Authors of the study pointed to early lockdown measures implemented by leaders in Bulgaria, the Czech Republic, Hungary, Norway, Finland, New Zealand and Slovakia as being particularly effective in keeping infection rates to low enough levels where national contact tracing programs could be effective.

Other European countries in the 21-nation study were less willing to implement lockdown measures early on, resulting in greater stress on their health care systems.

"At the other extreme, Italy, which was the initial European epicenter of the pandemic, Spain, the Netherlands, France and the United Kingdom put lockdown measures in place only after the number of cases and deaths had risen to such levels that the epidemic continued for weeks," the study's authors said.

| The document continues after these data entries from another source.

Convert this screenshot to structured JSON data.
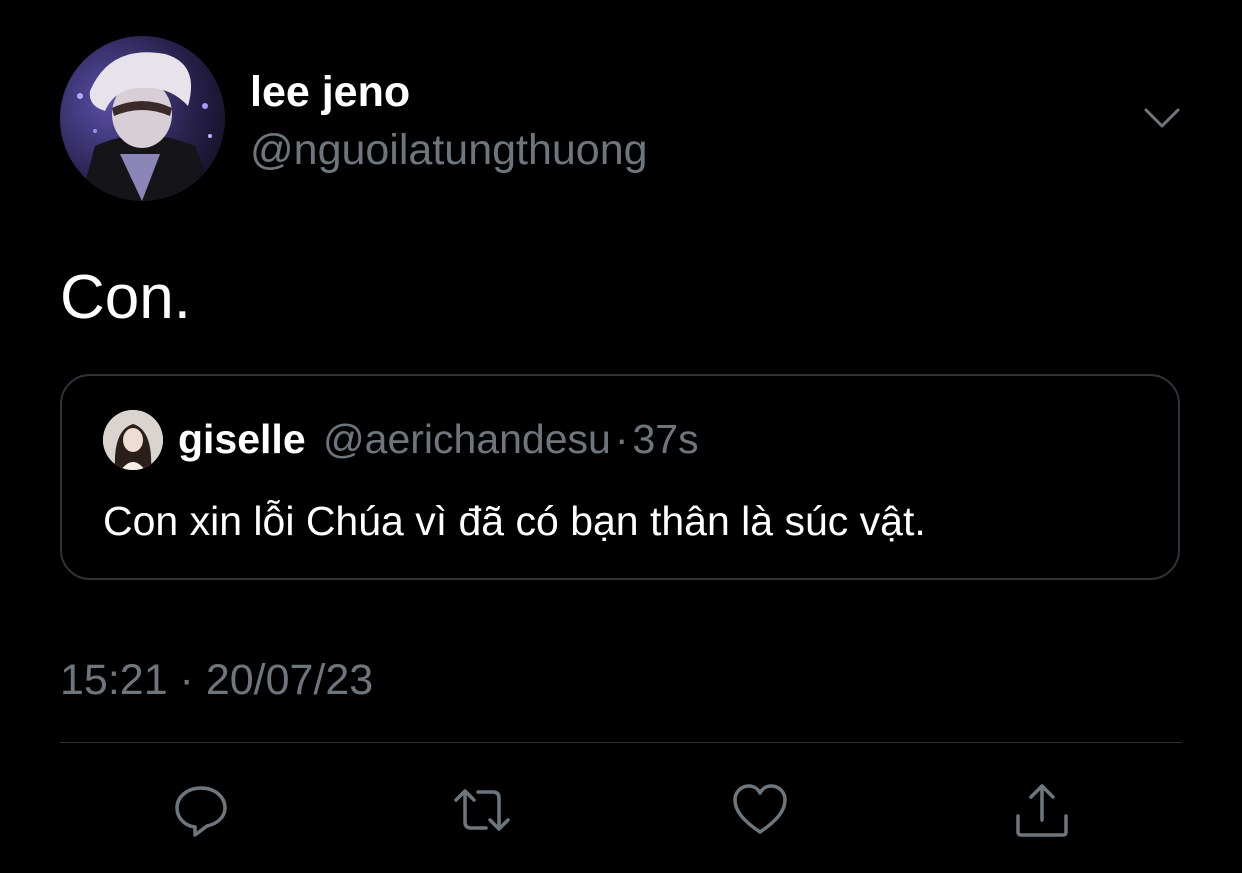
{
  "tweet": {
    "author": {
      "display_name": "lee jeno",
      "handle": "@nguoilatungthuong"
    },
    "text": "Con.",
    "timestamp": "15:21 · 20/07/23",
    "quoted": {
      "display_name": "giselle",
      "handle": "@aerichandesu",
      "separator": "·",
      "time": "37s",
      "text": "Con xin lỗi Chúa vì đã có bạn thân là súc vật."
    }
  },
  "actions": [
    {
      "name": "reply",
      "icon": "reply-icon"
    },
    {
      "name": "retweet",
      "icon": "retweet-icon"
    },
    {
      "name": "like",
      "icon": "heart-icon"
    },
    {
      "name": "share",
      "icon": "share-icon"
    }
  ],
  "colors": {
    "background": "#000000",
    "primary_text": "#ffffff",
    "secondary_text": "#6e767d",
    "border": "#2f3336"
  }
}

In the U.S., President TrumpDonald TrumpTrump hails Arizona Senate for audit at Phoenix rally, slams governor Arkansas governor says it's 'disappointing' vaccinations have become 'political' Watch live: Trump attends rally in Phoenix MORE has touted his administration's response to the coronavirus pandemic, including his decision to ban some travel from China, where the virus is thought to have originated, earlier this year. He has slammed Democratic governors and his Democratic opponent, former Vice President Joe BidenJoe BidenTrump hails Arizona Senate for audit at Phoenix rally, slams governor Republicans focus tax hike opposition on capital gains change Biden on hecklers: 'This is not a Trump rally. Let 'em holler' MORE, on the issue of implementing lockdown measures, which the president has said were not necessary to control the virus's spread. The U.S. currently has the most confirmed COVID-19 cases of any country.

“Joe Biden wants to inflict a painful shutdown on the entire country,” Trump said during his August speech accepting the Republican nomination for president.

Biden, meanwhile, told ABC News in August that he "would shut it down, I would listen to the scientists,” if he were advised by experts that the U.S. needed a national lockdown to bring the virus's spread under control.